For me breast feeding is an amazing feeling - being able to to hold your baby, bond with her while she looks up into your eyes or holds your breast with her tiny hands and being able to provide her with something natural, something purely from you. The healthiest option for my baby and I applaud all moms who are able to put the dedication it takes into breast feeding a child for however long that might be. We have given our bodies to creating, giving and sustaining a little life. We are just as miraculous as those lives.


Anonymous said...

Thanks! This was informative.

Afsana K said...

awwww.i remember when she used to hold your was sooo cuteee..
lol..this blog shud be on top in google when people search for breastfeeding..

Anonymous said...

hey this is Aana.very nice blog very informative.i also had similar experience with breast feeding myself and can totally relate... i also take pride in the fact that i am able to give my son what is best for him.. hats off to those who stick through the initial hard times.. it does get better with time and becomes the most intimate time with ur child... i am thankful to god that i am able to do it :D

Raihana said...

hey Antara! Nice blog and just like your other blogs I feel like I'm reading about myself! I can totally relate to what u r saying and it was a nice walk down memory lane coz my baby is almost 3, and i breastfed her till she was 2 and I actually miss those days! It seemed so much easier then the everyday battle with food coz now she's such a fussy eater!!!!
And you are so right about the different comments from people, my own mother-in-law was telling me to formula feed, so you can imagine the pressure right at home!! I think most people in BD have a very wrong perceptions about breastfeeding and I think its up to us modern & educated moms (!) to change that and provide the best we can to our children and encourage others! Take care and by the way Arissa is GORGEOUS Mashallah! :o)

Antara And Sunvi said...

thanks anonymous and piyu :)

@ aana - feel exactly the same way! Thanks for reading hun!

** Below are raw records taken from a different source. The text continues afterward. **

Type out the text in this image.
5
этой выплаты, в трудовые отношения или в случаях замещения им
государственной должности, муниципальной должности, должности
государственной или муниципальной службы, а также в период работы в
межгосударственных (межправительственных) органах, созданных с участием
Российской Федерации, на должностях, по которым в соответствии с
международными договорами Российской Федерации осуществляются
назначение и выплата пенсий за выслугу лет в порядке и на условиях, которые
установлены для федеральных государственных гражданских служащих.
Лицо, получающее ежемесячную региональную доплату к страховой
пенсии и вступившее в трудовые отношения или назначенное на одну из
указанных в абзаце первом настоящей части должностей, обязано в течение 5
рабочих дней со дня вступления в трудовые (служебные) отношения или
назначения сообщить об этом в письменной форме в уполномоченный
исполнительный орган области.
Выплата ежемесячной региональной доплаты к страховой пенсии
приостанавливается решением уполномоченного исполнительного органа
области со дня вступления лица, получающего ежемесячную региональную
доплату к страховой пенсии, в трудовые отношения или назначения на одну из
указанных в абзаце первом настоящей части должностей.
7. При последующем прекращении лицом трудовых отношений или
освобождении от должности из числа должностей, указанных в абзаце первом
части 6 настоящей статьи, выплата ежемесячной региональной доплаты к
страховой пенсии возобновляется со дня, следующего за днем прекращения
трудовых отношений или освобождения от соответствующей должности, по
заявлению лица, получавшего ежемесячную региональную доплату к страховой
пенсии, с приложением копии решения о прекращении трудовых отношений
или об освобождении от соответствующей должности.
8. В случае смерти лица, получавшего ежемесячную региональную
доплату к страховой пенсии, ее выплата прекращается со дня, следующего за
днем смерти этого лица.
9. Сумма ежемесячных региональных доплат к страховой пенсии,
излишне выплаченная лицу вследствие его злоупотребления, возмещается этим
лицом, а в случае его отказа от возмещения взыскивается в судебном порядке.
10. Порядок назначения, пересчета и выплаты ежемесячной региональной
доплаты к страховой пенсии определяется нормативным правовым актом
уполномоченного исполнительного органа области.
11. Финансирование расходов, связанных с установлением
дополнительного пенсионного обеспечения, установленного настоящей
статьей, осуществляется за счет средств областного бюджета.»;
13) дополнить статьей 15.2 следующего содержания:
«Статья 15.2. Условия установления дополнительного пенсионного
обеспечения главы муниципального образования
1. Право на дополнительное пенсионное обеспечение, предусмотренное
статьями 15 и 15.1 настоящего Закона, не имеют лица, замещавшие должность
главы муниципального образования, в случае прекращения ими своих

@ raihana - Hi! Thanks so much for reading my blogs...I write them usually keeping mommies and babies in mind. And I totally get how you feel about the mother-in-law pressuring you to give formula..I get that everyday...and once in a while I have to give in just to appease her and not seem rude. But I still try my best to do what I think is BEST for MY baby.
Thanks for Arissa's comment =D...take care too!